Whilst scrolling mindlessly through Instagram, I came across a quote by Nayyirah Waheed which stopped me in my tracks.
“Would you still want to travel to that country if you could not take a camera with you.”
Now, I’ve never been to the Taj Mahal, but I can guarantee that if I had, I’d have spent significantly more of my visit staring down the lens of a camera than I would have admiring one of the Wonders of the World. Ever looked around at a concert and noticed that most people are watching the performance through their phones? A beautiful sunset is a photo op you simply can’t pass up, but by the time you’re done switching positions and hitting your angles, the sun’s gone down and you’ve missed it. People claim to be making memories when they whip out the camera, but what’s to cherish if you can’t honestly say you were present in the moments captured? By sacrificing our own experiences for the imaginary audience of our followers, have we stopped living for ourselves?
The social media takeover took little more than a decade and has become so embedded that most people our age couldn’t imagine life without it. Nowadays, if you meet someone and can’t find them on Facebook OR Instagram, that’s a big red flag. Why aren’t they out here commodifying themselves in search of approval like the rest of us? Must be a weirdo.

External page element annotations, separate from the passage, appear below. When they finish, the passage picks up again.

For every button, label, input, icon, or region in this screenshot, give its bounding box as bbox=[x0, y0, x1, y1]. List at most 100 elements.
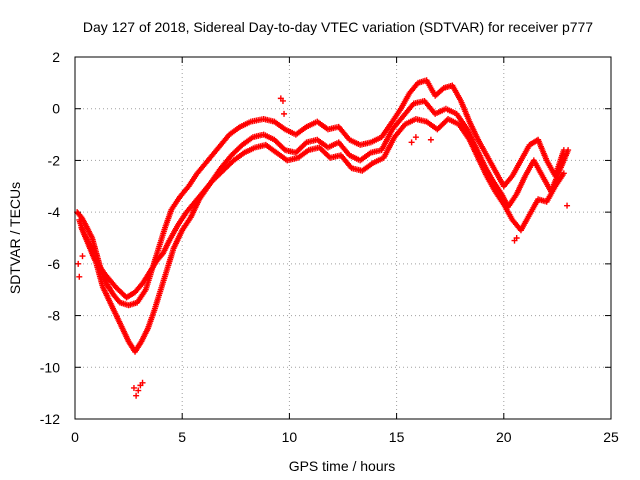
data-point bbox=[535, 196, 542, 203]
data-point bbox=[187, 214, 194, 221]
y-tick-label: -10 bbox=[40, 359, 60, 375]
data-point bbox=[303, 123, 310, 130]
data-point bbox=[99, 284, 106, 291]
data-point bbox=[492, 167, 499, 174]
y-tick-label: -8 bbox=[48, 308, 61, 324]
data-point bbox=[564, 202, 571, 209]
data-point bbox=[147, 268, 154, 275]
data-point bbox=[125, 302, 132, 309]
data-point bbox=[565, 147, 572, 154]
data-point bbox=[359, 167, 366, 174]
data-point bbox=[423, 118, 430, 125]
x-axis-label: GPS time / hours bbox=[289, 458, 396, 474]
data-point bbox=[517, 157, 524, 164]
data-point bbox=[239, 141, 246, 148]
data-point bbox=[415, 79, 422, 86]
data-point bbox=[316, 144, 323, 151]
data-point bbox=[400, 113, 407, 120]
x-tick-label: 25 bbox=[603, 429, 619, 445]
data-point bbox=[133, 392, 140, 399]
data-point bbox=[391, 134, 398, 141]
data-point bbox=[335, 139, 342, 146]
data-point bbox=[314, 136, 321, 143]
data-point bbox=[123, 294, 130, 301]
data-point bbox=[135, 387, 142, 394]
data-point bbox=[192, 198, 199, 205]
data-point bbox=[335, 123, 342, 130]
data-point bbox=[164, 266, 171, 273]
data-point bbox=[464, 126, 471, 133]
data-point bbox=[475, 136, 482, 143]
data-point bbox=[282, 147, 289, 154]
data-point bbox=[500, 183, 507, 190]
data-point bbox=[367, 149, 374, 156]
data-point bbox=[104, 281, 111, 288]
data-point bbox=[78, 224, 85, 231]
y-tick-label: 2 bbox=[52, 49, 60, 65]
x-tick-label: 0 bbox=[71, 429, 79, 445]
data-point bbox=[89, 235, 96, 241]
data-point bbox=[260, 131, 267, 138]
data-point bbox=[271, 136, 278, 143]
data-point bbox=[457, 97, 464, 104]
x-tick-label: 5 bbox=[178, 429, 186, 445]
y-tick-label: -12 bbox=[40, 411, 60, 427]
data-point bbox=[138, 338, 145, 345]
series-track-c bbox=[78, 116, 567, 301]
data-point bbox=[117, 299, 124, 306]
data-points bbox=[74, 77, 572, 399]
data-point bbox=[241, 149, 248, 156]
data-point bbox=[378, 134, 385, 141]
data-point bbox=[530, 157, 537, 164]
data-point bbox=[125, 338, 132, 345]
data-point bbox=[252, 144, 259, 151]
data-point bbox=[110, 291, 117, 298]
data-point bbox=[410, 100, 417, 107]
data-point bbox=[389, 118, 396, 125]
data-point bbox=[421, 97, 428, 104]
data-point bbox=[209, 178, 216, 185]
data-point bbox=[357, 157, 364, 164]
data-point bbox=[397, 105, 404, 112]
data-point bbox=[140, 278, 147, 285]
data-point bbox=[183, 209, 190, 216]
data-point bbox=[552, 183, 559, 190]
data-point bbox=[453, 110, 460, 117]
data-point bbox=[157, 286, 164, 293]
y-tick-label: -2 bbox=[48, 152, 61, 168]
data-point bbox=[249, 134, 256, 141]
data-point bbox=[427, 136, 434, 143]
data-point bbox=[179, 227, 186, 234]
data-point bbox=[166, 237, 173, 244]
data-point bbox=[370, 160, 377, 167]
data-point bbox=[449, 82, 456, 89]
data-point bbox=[389, 126, 396, 133]
data-point bbox=[483, 172, 490, 179]
data-point bbox=[112, 284, 119, 291]
data-point bbox=[513, 191, 520, 198]
data-point bbox=[292, 149, 299, 156]
data-point bbox=[367, 139, 374, 146]
data-point bbox=[357, 141, 364, 148]
data-point bbox=[162, 224, 169, 231]
data-point bbox=[511, 237, 518, 244]
data-point bbox=[279, 97, 286, 104]
data-point bbox=[271, 118, 278, 125]
data-point bbox=[237, 123, 244, 130]
data-point bbox=[445, 116, 452, 123]
data-point bbox=[219, 167, 226, 174]
data-point bbox=[282, 126, 289, 133]
data-point bbox=[378, 147, 385, 154]
data-point bbox=[440, 85, 447, 92]
data-point bbox=[132, 289, 139, 296]
data-point bbox=[281, 110, 288, 117]
data-point bbox=[142, 286, 149, 293]
data-point bbox=[170, 245, 177, 252]
data-point bbox=[134, 299, 141, 306]
data-point bbox=[466, 118, 473, 125]
data-point bbox=[526, 141, 533, 148]
series-band bbox=[76, 98, 571, 354]
data-point bbox=[412, 134, 419, 141]
y-tick-label: -4 bbox=[48, 204, 61, 220]
data-point bbox=[76, 273, 83, 280]
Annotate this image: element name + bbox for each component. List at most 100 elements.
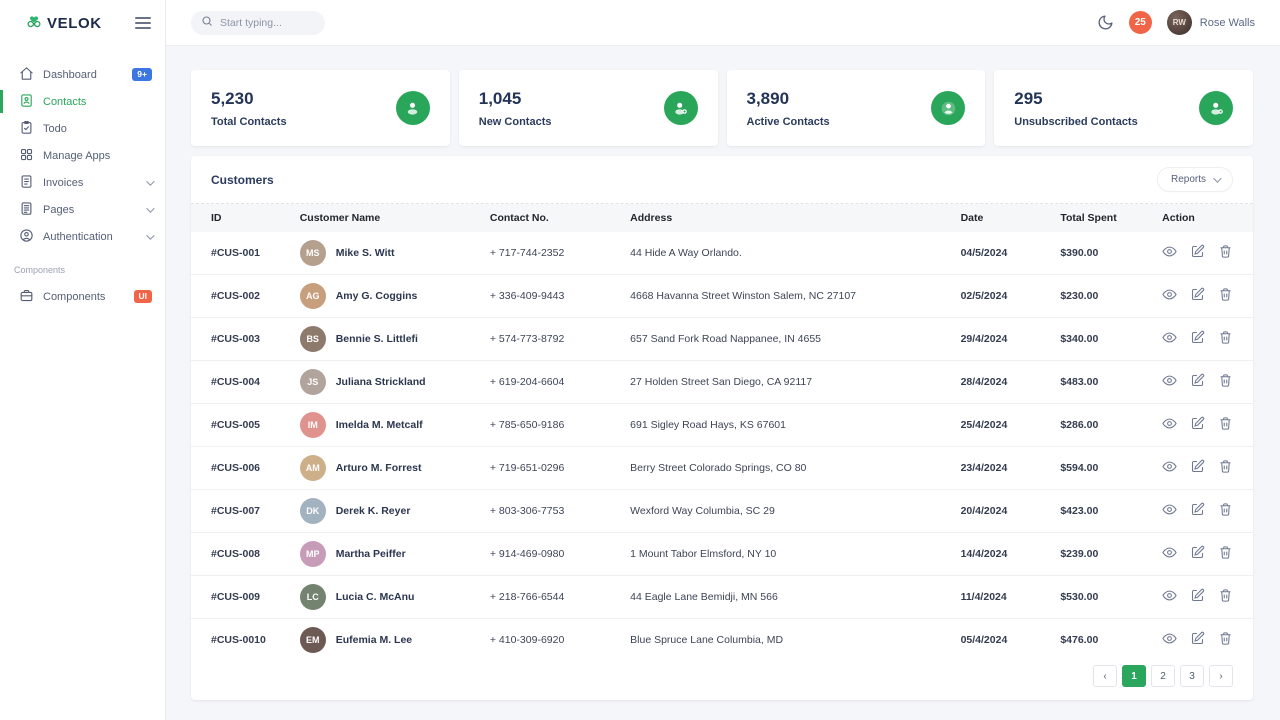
search-input[interactable]: [220, 16, 315, 29]
cell-date: 23/4/2024: [950, 446, 1051, 490]
search-bar[interactable]: [191, 10, 325, 35]
delete-icon[interactable]: [1218, 287, 1233, 305]
table-row[interactable]: #CUS-005 IM Imelda M. Metcalf + 785-650-…: [191, 403, 1253, 447]
edit-icon[interactable]: [1190, 459, 1205, 477]
cell-phone: + 719-651-0296: [479, 446, 621, 490]
delete-icon[interactable]: [1218, 459, 1233, 477]
reports-dropdown-button[interactable]: Reports: [1156, 167, 1233, 192]
table-row[interactable]: #CUS-009 LC Lucia C. McAnu + 218-766-654…: [191, 575, 1253, 619]
stat-card-active-contacts: 3,890 Active Contacts: [726, 70, 986, 146]
search-icon: [201, 14, 213, 32]
cell-name: IM Imelda M. Metcalf: [289, 403, 480, 447]
pagination-next[interactable]: ›: [1209, 665, 1233, 687]
edit-icon[interactable]: [1190, 631, 1205, 649]
view-icon[interactable]: [1162, 287, 1177, 305]
delete-icon[interactable]: [1218, 502, 1233, 520]
delete-icon[interactable]: [1218, 631, 1233, 649]
cell-phone: + 717-744-2352: [489, 247, 565, 259]
invoice-icon: [19, 174, 34, 192]
view-icon[interactable]: [1162, 502, 1177, 520]
edit-icon[interactable]: [1190, 244, 1205, 262]
edit-icon[interactable]: [1190, 373, 1205, 391]
brand-logo[interactable]: VELOK: [25, 12, 102, 35]
view-icon[interactable]: [1162, 244, 1177, 262]
cell-date: 25/4/2024: [950, 403, 1051, 447]
apps-icon: [19, 147, 34, 165]
edit-icon[interactable]: [1190, 330, 1205, 348]
customers-card: Customers Reports ID Customer Name Contact…: [191, 156, 1253, 700]
edit-icon[interactable]: [1190, 287, 1205, 305]
pagination-page-2[interactable]: 2: [1151, 665, 1175, 687]
nav-badge: 9+: [132, 68, 152, 81]
notification-badge[interactable]: 25: [1128, 11, 1152, 34]
cell-total: $423.00: [1050, 489, 1153, 533]
cell-id: #CUS-005: [191, 403, 290, 447]
chevron-down-icon: [146, 230, 155, 240]
table-row[interactable]: #CUS-002 AG Amy G. Coggins + 336-409-944…: [191, 274, 1253, 318]
cell-id: #CUS-002: [191, 274, 290, 318]
view-icon[interactable]: [1162, 631, 1177, 649]
sidebar-item-invoices[interactable]: Invoices: [0, 169, 165, 196]
cell-actions: [1152, 446, 1253, 490]
table-row[interactable]: #CUS-006 AM Arturo M. Forrest + 719-651-…: [191, 446, 1253, 490]
divider: [191, 203, 1253, 204]
avatar: BS: [299, 326, 326, 352]
sidebar-item-dashboard[interactable]: Dashboard 9+: [0, 61, 165, 88]
delete-icon[interactable]: [1218, 416, 1233, 434]
cell-actions: [1152, 618, 1253, 661]
dark-mode-toggle-icon[interactable]: [1097, 14, 1114, 31]
edit-icon[interactable]: [1190, 545, 1205, 563]
delete-icon[interactable]: [1218, 244, 1233, 262]
column-header-id: ID: [191, 204, 290, 232]
table-row[interactable]: #CUS-008 MP Martha Peiffer + 914-469-098…: [191, 532, 1253, 576]
view-icon[interactable]: [1162, 373, 1177, 391]
user-menu[interactable]: RW Rose Walls: [1166, 10, 1255, 35]
pagination-page-3[interactable]: 3: [1180, 665, 1204, 687]
table-row[interactable]: #CUS-003 BS Bennie S. Littlefi + 574-773…: [191, 317, 1253, 361]
view-icon[interactable]: [1162, 330, 1177, 348]
table-row[interactable]: #CUS-001 MS Mike S. Witt + 717-744-2352 …: [191, 232, 1253, 275]
cell-total: $476.00: [1050, 618, 1153, 661]
sidebar-item-manage-apps[interactable]: Manage Apps: [0, 142, 165, 169]
sidebar-item-authentication[interactable]: Authentication: [0, 223, 165, 250]
cell-actions: [1152, 532, 1253, 576]
cell-address: 691 Sigley Road Hays, KS 67601: [620, 403, 951, 447]
pagination-page-1[interactable]: 1: [1122, 665, 1146, 687]
sidebar-item-todo[interactable]: Todo: [0, 115, 165, 142]
cell-address: 1 Mount Tabor Elmsford, NY 10: [620, 532, 951, 576]
cell-address: 657 Sand Fork Road Nappanee, IN 4655: [620, 317, 951, 361]
sidebar-item-pages[interactable]: Pages: [0, 196, 165, 223]
cell-actions: [1152, 489, 1253, 533]
hamburger-menu-icon[interactable]: [135, 17, 151, 29]
avatar: LC: [299, 584, 326, 610]
table-row[interactable]: #CUS-007 DK Derek K. Reyer + 803-306-775…: [191, 489, 1253, 533]
cell-date: 28/4/2024: [950, 360, 1051, 404]
column-header-action: Action: [1152, 204, 1253, 232]
view-icon[interactable]: [1162, 416, 1177, 434]
table-row[interactable]: #CUS-004 JS Juliana Strickland + 619-204…: [191, 360, 1253, 404]
sidebar-item-contacts[interactable]: Contacts: [0, 88, 165, 115]
delete-icon[interactable]: [1218, 330, 1233, 348]
cell-phone: + 619-204-6604: [479, 360, 621, 404]
edit-icon[interactable]: [1190, 502, 1205, 520]
view-icon[interactable]: [1162, 545, 1177, 563]
contacts-icon: [19, 93, 34, 111]
delete-icon[interactable]: [1218, 545, 1233, 563]
delete-icon[interactable]: [1218, 588, 1233, 606]
cell-total: $530.00: [1050, 575, 1153, 619]
edit-icon[interactable]: [1190, 416, 1205, 434]
table-header-row: ID Customer Name Contact No. Address Date Tot…: [191, 204, 1253, 232]
edit-icon[interactable]: [1190, 588, 1205, 606]
cell-phone: + 803-306-7753: [479, 489, 621, 533]
sidebar-item-components[interactable]: Components UI: [0, 283, 165, 310]
cell-actions: [1152, 575, 1253, 619]
pagination-prev[interactable]: ‹: [1093, 665, 1117, 687]
view-icon[interactable]: [1162, 588, 1177, 606]
view-icon[interactable]: [1162, 459, 1177, 477]
brand-logo-icon: [25, 12, 43, 35]
table-row[interactable]: #CUS-0010 EM Eufemia M. Lee + 410-309-69…: [191, 618, 1253, 661]
cell-total: $286.00: [1050, 403, 1153, 447]
avatar: EM: [299, 627, 326, 653]
delete-icon[interactable]: [1218, 373, 1233, 391]
cell-id: #CUS-009: [191, 575, 290, 619]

Labelled ominously as end-of-the-line Generation Z, millennials have lots to thank these platforms for: a microscopic attention span, the need for instant gratification, a surfeit of mental health issues. Growing up in the viral culture that sent six-second videos to stardom one week and condemned them to irrelevance the next, insecurity is inevitable. Apps intended for our convenience and entertainment have flipped the switch. Apparently, we now work for them, obliged to prove ourselves incessantly.

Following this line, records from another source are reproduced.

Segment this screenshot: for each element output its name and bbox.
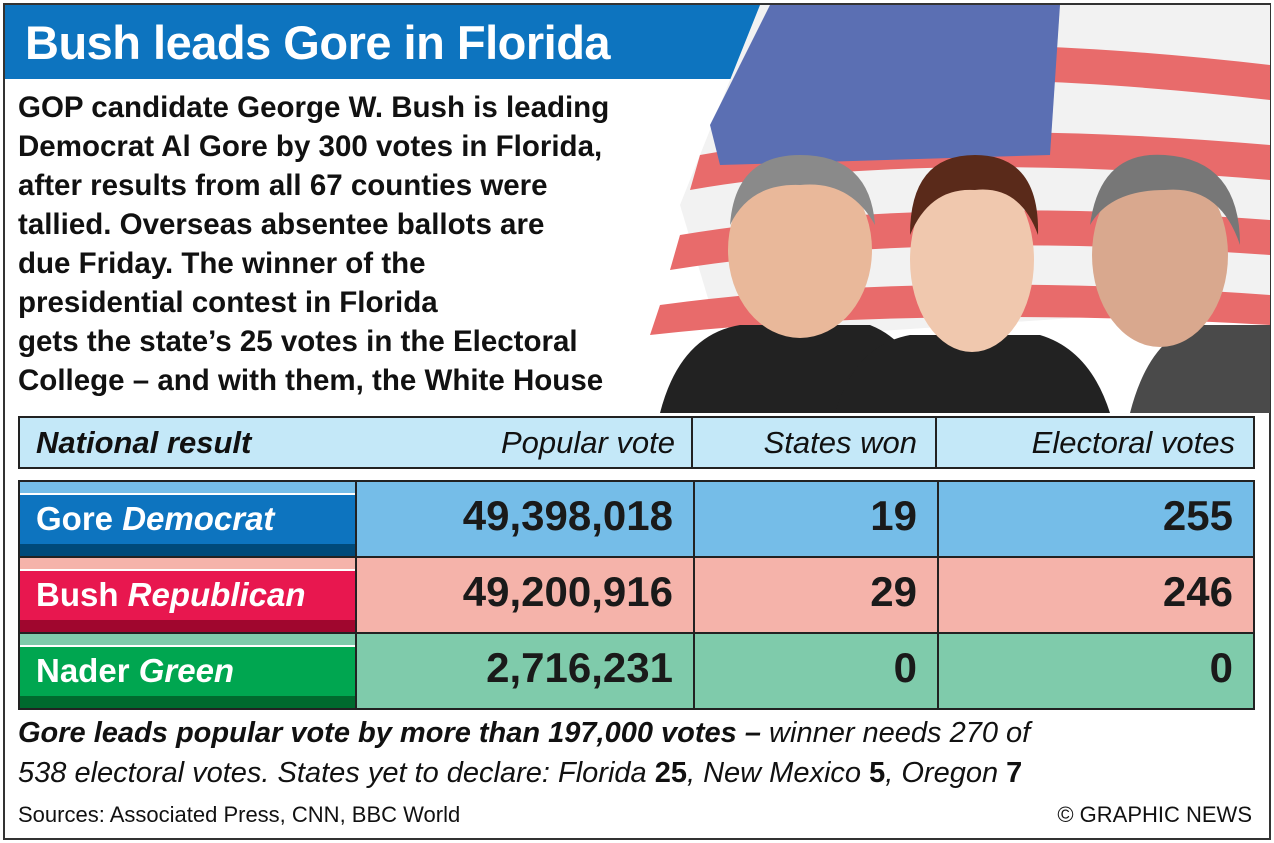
summary-text: , New Mexico [687,757,870,789]
party-name: Green [138,652,235,689]
candidate-name: Nader [36,652,130,689]
new-mexico-votes: 5 [869,757,886,789]
states-won-value: 0 [695,634,939,708]
table-row-gore: Gore Democrat 49,398,018 19 255 [20,482,1253,556]
table-row-bush: Bush Republican 49,200,916 29 246 [20,558,1253,632]
summary-text: 538 electoral votes. States yet to decla… [18,757,655,789]
flag-and-candidates-illustration [650,5,1270,413]
oregon-votes: 7 [1006,757,1023,789]
electoral-votes-value: 255 [939,482,1253,556]
nader-portrait [1090,154,1270,413]
party-name: Democrat [122,500,275,537]
header-national-result: National result [36,425,252,460]
gore-portrait [835,155,1110,413]
summary-note: Gore leads popular vote by more than 197… [18,713,1030,793]
frame [3,3,1271,840]
candidate-cell: Nader Green [20,634,357,708]
states-won-value: 29 [695,558,939,632]
states-won-value: 19 [695,482,939,556]
results-table: Gore Democrat 49,398,018 19 255 Bush Rep… [18,480,1255,710]
florida-votes: 25 [654,757,687,789]
summary-text: , Oregon [885,757,1007,789]
header-electoral-votes: Electoral votes [1031,425,1235,460]
party-name: Republican [127,576,306,613]
popular-vote-value: 49,398,018 [357,482,695,556]
electoral-votes-value: 246 [939,558,1253,632]
table-row-nader: Nader Green 2,716,231 0 0 [20,634,1253,708]
summary-bold: Gore leads popular vote by more than 197… [18,717,761,749]
candidate-cell: Bush Republican [20,558,357,632]
summary-text: winner needs 270 of [761,717,1031,749]
headline: Bush leads Gore in Florida [25,16,611,69]
table-header: National result Popular vote States won E… [18,416,1255,469]
candidate-name: Gore [36,500,114,537]
popular-vote-value: 2,716,231 [357,634,695,708]
title-bar: Bush leads Gore in Florida [5,5,765,79]
header-popular-vote: Popular vote [500,425,675,460]
header-states-won: States won [693,418,937,467]
candidate-cell: Gore Democrat [20,482,357,556]
popular-vote-value: 49,200,916 [357,558,695,632]
sources: Sources: Associated Press, CNN, BBC Worl… [18,802,461,827]
candidate-name: Bush [36,576,119,613]
electoral-votes-value: 0 [939,634,1253,708]
copyright: © GRAPHIC NEWS [1057,802,1252,827]
intro-text: GOP candidate George W. Bush is leading … [18,91,610,397]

Feeling anxious and even depressed by these platforms is standard. First thing in the morning, last at night – we find the worst possible times to turn to our phones and scroll aimlessly through the highlights of others’ lives. University binge drinking culture doesn’t help either. Nobody wants to wake up and see Alexis Ren frolicking in the Bahamas when their own day will be spent contemplating their overdraft with their head hanging over the toilet. Deep down, we know that the content of someone’s Instagram is not the reality of their life, yet we all fall into the comparison trap.

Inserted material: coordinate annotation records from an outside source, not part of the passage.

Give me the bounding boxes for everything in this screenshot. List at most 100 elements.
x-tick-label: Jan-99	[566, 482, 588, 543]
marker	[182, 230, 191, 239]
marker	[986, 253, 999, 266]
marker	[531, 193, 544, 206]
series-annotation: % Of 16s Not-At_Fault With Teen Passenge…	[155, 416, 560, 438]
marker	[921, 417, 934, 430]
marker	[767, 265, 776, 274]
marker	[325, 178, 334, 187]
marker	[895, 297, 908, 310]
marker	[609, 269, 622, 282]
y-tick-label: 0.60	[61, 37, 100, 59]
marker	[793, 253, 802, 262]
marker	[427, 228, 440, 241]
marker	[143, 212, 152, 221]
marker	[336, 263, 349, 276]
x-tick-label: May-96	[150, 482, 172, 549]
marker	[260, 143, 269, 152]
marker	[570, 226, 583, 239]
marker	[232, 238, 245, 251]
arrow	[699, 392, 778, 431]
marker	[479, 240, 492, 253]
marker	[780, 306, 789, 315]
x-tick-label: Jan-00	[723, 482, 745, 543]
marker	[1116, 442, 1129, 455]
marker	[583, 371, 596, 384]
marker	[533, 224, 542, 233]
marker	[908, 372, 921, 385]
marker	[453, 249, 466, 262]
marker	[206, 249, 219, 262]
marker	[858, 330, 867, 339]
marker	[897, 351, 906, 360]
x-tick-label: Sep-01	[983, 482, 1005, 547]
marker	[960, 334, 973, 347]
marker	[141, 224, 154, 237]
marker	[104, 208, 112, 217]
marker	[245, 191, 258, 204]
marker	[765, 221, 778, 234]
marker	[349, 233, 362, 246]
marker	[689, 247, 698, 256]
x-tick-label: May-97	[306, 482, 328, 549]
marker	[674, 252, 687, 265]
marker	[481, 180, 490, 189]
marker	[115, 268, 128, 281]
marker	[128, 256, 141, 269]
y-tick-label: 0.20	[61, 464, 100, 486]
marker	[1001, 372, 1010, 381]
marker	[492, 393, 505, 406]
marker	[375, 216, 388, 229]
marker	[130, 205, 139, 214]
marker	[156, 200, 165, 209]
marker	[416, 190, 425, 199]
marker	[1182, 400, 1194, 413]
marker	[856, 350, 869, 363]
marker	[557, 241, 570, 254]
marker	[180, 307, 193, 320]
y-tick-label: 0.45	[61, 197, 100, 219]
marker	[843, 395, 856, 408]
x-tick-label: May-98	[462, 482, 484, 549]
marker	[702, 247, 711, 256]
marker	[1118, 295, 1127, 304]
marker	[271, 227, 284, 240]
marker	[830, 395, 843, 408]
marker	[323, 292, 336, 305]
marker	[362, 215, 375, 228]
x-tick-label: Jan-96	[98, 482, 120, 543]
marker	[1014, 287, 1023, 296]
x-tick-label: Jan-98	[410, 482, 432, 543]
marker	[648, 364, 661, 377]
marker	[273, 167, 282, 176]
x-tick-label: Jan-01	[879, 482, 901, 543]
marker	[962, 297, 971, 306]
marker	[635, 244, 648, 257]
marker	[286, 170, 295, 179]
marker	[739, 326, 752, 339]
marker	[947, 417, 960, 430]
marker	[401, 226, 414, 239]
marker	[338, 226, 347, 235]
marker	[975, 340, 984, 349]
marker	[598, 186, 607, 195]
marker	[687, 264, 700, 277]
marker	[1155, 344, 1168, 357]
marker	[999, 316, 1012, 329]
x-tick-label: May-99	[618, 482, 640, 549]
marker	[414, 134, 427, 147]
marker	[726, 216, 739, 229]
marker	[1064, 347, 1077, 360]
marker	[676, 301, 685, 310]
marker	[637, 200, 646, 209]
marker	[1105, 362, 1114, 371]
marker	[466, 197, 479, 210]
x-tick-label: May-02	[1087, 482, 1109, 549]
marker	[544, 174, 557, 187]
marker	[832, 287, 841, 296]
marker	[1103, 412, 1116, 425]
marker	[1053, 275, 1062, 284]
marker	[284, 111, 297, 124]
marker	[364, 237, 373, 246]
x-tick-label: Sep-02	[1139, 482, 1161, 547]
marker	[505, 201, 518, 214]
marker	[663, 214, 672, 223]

With disillusionment growing, when will we say ‘enough ’to social media? It’s safe to say we’ve lost the plot in our efforts to equate ostentation with validation, and it makes us all feel like crap. We must address toxicity when we see it, no matter how ingrained it seems.Given the recent meteoric rise of self-bettering initiatives like “wellness” and veganism, is there a chance we could come full circle and throw social media out of the window while we’re at it?